6. Não apenas reaja, mas sinta com profundidade qual o aprendizado e o que aquela emoção fala sobre você;

7. Respire fundo agora muito mais consciente de si mesmo.

Conhece o conceito de atenção plena?

Ele pode ajudar neste processo de aceitação dos sentimentos de forma madura e na prática do autoconhecimento.

Sendo assim, a ideia é ir além da primeira reação, precipitada.
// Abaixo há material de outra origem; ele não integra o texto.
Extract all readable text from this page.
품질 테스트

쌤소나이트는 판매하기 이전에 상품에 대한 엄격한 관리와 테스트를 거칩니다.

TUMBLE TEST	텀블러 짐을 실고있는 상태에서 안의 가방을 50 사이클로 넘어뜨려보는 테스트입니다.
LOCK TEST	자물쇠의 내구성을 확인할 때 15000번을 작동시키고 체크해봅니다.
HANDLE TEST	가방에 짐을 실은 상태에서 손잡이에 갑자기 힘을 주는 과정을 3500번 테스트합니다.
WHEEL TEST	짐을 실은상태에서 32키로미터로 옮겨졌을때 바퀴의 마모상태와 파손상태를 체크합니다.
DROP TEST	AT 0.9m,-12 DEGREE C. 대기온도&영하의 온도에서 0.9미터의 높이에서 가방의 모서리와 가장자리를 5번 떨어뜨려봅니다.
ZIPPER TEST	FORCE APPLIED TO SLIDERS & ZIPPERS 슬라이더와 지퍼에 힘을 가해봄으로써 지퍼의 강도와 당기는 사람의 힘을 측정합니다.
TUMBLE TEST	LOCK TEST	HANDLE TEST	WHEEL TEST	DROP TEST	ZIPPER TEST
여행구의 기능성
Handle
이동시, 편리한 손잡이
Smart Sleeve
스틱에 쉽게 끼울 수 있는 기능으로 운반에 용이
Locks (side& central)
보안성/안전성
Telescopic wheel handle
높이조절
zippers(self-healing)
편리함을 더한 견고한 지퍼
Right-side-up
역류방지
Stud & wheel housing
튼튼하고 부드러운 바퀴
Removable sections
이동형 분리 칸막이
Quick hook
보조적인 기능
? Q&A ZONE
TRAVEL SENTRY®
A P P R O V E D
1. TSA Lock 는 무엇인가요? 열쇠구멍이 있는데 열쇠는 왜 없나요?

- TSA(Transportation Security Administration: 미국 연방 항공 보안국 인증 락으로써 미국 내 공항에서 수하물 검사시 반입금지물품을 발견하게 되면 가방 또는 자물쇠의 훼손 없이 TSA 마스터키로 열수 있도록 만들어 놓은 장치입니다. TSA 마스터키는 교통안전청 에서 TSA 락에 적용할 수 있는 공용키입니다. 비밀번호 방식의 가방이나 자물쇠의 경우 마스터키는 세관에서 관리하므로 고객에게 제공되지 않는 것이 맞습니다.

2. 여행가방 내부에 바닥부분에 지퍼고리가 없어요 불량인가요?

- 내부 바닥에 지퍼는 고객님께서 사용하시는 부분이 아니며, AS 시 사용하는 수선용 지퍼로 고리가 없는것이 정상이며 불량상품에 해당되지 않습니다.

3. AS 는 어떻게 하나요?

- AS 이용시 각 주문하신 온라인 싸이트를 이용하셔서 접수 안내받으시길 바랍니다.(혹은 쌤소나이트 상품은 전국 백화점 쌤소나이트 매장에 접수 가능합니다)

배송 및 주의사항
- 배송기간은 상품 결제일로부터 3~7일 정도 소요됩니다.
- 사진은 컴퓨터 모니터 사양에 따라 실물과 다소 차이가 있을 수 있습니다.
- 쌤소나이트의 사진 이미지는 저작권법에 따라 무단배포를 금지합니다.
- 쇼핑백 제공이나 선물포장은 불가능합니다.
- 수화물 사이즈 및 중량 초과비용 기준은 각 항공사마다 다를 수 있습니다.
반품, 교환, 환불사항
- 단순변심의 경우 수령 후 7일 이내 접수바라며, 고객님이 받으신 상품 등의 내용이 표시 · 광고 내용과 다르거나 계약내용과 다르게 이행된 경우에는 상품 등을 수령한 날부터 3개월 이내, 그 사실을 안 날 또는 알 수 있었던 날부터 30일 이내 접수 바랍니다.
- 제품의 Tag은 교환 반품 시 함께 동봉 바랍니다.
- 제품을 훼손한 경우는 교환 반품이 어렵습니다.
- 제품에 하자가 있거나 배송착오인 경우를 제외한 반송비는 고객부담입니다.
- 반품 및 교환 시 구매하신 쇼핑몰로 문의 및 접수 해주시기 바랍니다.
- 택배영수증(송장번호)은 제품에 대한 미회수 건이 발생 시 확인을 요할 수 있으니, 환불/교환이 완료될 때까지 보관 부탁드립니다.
Você já deve ter começado a compreender que os sentimentos negativos têm sua utilidade, certo? Recordei-me de um desabafo que li em uma rede social de uma moça incomodada com o "conselho" da amiga que disse que ela nunca deveria ficar triste. A moça, sem pretensão de ser perita no assunto, conseguiu descrever como determinada situação pela qual ela estava passando era realmente desagradável, questionando se, sendo genuína sua queixa, por que então ela não podia se sentir triste.

A verdade é que, aquele sentimento de tristeza bem trabalhado poderia trazer muito autoconhecimento! Afinal, as emoções negativas permitem que estejamos mais inteiros conosco mesmos, abrindo espaço para a investigação da nossa forma de ser no mundo.

A maior parte dos pacientes em terapia buscou o processo motivado por um sentimento negativo. (Infelizmente) são poucos os que procuram passar por uma análise, por exemplo, quando estão em seus melhores momentos. Me formei em 2003 e até agora apenas 2 pessoas me procuraram estando bem, tranquilas e felizes pois, “queriam conhecer mais de si mesmas e se fortalecerem para os momentos mais difíceis da vida”.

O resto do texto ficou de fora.